Il detective prova a rialzarsi, ma il medico lo ferma con una mano. «Dimmi dove sei…» lo prega, rotolando verso di lui e cercando di rimettersi in piedi. «Dimmi dove sei…» insiste John, disperato. «Penserò io a lui fino al mio arrivo… ma devi dirmi dove sei, adesso.»
Sherlock chiude gli occhi per un attimo, deglutendo aria, saliva e sangue.
«Se muori adesso, morirò anche io» continua il medico, un dolore lancinante a serrargli i respiri. «Ti prego…»
Sherlock annuisce appena, socchiudendo le palpebre.
Mentre sente Whispers afferrarlo per la camicia per alzarlo dal suolo, volta la testa verso sinistra. Di fianco alla piccola porta in metallo scuro che porta alle scale, una targhetta metallica porta inciso il nome del St. Bartholomew's Hospital. Appena sotto, un altro cartello reca la scritta “Roof - Forbidden Access”.

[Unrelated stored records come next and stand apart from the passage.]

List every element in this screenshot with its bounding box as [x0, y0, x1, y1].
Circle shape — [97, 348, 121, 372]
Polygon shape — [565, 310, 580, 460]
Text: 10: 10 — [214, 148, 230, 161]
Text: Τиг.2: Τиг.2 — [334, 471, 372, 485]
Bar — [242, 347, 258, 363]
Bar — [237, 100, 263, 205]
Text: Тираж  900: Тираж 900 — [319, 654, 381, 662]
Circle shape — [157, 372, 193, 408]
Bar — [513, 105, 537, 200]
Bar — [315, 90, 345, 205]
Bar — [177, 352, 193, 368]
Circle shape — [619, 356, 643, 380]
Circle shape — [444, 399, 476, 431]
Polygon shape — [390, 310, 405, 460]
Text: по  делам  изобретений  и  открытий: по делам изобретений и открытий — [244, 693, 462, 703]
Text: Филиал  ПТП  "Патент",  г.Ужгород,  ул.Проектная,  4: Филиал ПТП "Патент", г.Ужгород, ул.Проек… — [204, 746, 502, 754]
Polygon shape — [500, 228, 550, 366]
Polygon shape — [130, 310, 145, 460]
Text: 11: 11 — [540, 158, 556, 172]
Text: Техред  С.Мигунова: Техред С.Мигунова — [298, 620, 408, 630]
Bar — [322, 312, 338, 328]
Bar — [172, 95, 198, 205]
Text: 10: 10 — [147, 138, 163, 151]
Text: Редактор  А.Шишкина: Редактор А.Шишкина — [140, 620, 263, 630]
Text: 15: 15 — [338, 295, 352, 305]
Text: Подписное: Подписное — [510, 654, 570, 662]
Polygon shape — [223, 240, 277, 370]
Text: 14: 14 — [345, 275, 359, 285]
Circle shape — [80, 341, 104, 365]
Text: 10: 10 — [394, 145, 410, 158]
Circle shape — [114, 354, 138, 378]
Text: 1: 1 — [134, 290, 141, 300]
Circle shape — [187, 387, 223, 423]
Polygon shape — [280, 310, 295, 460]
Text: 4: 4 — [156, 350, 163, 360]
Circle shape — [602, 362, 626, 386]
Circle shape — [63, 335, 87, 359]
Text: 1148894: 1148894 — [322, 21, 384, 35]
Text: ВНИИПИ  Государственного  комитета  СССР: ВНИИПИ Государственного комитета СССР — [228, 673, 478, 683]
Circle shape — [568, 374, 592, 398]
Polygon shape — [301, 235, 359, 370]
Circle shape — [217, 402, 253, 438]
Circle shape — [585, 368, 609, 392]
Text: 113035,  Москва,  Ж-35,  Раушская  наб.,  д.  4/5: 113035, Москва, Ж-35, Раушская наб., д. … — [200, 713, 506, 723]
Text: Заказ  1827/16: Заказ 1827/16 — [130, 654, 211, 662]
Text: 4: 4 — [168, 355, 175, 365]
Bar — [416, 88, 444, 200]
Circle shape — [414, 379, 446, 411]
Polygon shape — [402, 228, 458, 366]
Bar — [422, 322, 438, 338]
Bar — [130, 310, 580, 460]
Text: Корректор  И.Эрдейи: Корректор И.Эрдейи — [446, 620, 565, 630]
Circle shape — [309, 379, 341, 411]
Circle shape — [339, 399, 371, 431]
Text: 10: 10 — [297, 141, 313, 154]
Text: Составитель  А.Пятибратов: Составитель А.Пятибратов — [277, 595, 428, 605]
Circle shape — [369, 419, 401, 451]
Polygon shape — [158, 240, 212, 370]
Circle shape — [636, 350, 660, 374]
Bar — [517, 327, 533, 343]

«Ok… ok.» John si alza dal pavimento e, allo stesso tempo, si allontana dalla propria scrivania, nel suo studio. Sta perdendo sangue dal naso, ma non gli importa. Si pulisce con il dorso della mano e corre fuori dalla stanza, sotto gli occhi terrorizzati di Sarah, immobile dietro il bancone dell’accoglienza. Un anziano paziente, in piedi a pochi passi dal desk, si allontana di scatto, spaventato.
«Whispers?» riesce a sussurrare la donna, un nodo stretto attorno alla gola, mentre John la supera con passo veloce.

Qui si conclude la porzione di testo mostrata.